Rep. Ron Paul announced today he will suspend active campaigning in the GOP presidential race, but will continue to campaign for delegates at state conventions. The news comes after his son, Sen. Rand Paul (R-Ky.), late last week dismissed the suggestion that his father is quietly planning a nominating convention coup.

“For all practical purposes, it is over. The numbers are there and Mitt Romney’s going to win the nomination,” Rand Paul said during an interview Thursday. 

Ron Paul has been racking up victories at state GOP convention contests across the country, where delegates to the nominating convention in Tampa, Fla., are in the process of being elected. But Paul has failed to win even one state presidential primary.
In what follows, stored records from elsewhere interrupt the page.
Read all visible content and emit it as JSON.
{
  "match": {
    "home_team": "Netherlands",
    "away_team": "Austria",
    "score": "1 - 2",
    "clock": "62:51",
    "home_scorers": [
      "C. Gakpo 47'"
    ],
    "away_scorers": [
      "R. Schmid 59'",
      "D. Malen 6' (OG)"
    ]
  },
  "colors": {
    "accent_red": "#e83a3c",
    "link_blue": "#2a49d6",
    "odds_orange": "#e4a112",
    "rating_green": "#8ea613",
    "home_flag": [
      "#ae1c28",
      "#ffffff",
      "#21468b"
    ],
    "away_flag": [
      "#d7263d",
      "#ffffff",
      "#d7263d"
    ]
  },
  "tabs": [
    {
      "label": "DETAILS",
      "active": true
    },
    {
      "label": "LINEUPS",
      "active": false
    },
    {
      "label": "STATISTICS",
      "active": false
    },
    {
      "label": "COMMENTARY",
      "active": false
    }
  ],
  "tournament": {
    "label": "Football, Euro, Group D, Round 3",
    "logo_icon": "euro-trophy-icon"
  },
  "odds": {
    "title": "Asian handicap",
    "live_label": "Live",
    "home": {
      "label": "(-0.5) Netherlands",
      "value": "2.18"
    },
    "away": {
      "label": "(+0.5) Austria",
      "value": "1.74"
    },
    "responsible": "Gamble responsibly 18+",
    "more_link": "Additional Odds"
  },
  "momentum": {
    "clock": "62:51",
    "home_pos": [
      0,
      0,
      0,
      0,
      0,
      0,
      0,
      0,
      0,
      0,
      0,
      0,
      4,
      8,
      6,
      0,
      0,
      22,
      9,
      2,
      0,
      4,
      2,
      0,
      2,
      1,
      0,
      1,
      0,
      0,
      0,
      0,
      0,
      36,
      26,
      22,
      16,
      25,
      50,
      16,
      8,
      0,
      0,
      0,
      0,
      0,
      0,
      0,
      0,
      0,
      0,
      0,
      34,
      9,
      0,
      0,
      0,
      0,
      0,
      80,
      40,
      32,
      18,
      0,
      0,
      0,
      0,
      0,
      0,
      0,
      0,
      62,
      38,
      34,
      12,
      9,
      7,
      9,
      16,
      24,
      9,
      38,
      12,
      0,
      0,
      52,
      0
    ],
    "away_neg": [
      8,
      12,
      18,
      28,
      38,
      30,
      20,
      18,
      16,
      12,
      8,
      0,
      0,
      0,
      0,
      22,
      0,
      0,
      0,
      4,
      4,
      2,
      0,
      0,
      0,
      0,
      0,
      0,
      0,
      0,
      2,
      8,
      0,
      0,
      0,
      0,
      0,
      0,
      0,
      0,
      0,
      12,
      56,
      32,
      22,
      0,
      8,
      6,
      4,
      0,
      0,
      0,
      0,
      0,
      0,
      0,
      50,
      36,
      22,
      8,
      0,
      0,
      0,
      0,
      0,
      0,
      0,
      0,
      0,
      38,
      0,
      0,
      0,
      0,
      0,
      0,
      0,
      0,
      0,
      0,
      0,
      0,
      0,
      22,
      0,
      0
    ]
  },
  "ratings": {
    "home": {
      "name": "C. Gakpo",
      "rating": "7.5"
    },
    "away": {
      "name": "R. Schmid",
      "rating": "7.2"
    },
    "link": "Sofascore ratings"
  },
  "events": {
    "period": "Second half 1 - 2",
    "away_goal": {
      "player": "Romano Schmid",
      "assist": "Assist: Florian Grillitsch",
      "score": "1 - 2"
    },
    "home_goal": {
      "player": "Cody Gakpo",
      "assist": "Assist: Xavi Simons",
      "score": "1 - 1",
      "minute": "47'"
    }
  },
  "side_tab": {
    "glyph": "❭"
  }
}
“Our campaign will continue to work in the state convention process,” the Texas Congressman wrote to supporters today. “We will continue to take leadership positions, win delegates and carry a strong message to the Republican National Convention that Liberty is the way of the future.”

He asked supporters to “stay tuned” for an update from the campaign’s leadership on its delegate strategy.

Some political observers have speculated that Paul’s campaign might try to engineer a GOP presidential nomination victory during a vote of national convention delegates in Florida, even though Republican National Committee rules mandate that all delegates are pledged to the candidate who wins 1,144 delegates through ballot-box victories during Republican primaries in the states.

Rand Paul, who holds similar views to his libertarian-leaning father and is a top surrogate for his presidential campaign, expressed satisfaction with Romney, the former Massachusetts governor, as the Republican presidential nominee. The Senator said Romney’s nomination would set up an election of sharp contrasts and spark an important philosophical debate on the direction of the country.

“I think he’ll be head and shoulders above [President Barack] Obama,” Paul said. “Because [Romney has] sort of experienced the success of the American dream and President Obama is very much for deriding those who are successful and saying they’re not paying enough of their fair share, I think … the election in many ways will be about whether or not we still believe as a country … in economic mobility; whether we believe that our kids or ourselves could be successful and whether we want to divide up the shrinking pie and make things more fair or more egalitarian or whether or not we’re willing to accept that some people will make more money and by letting them make more money, their success also creates more opportunity for the rest of us.”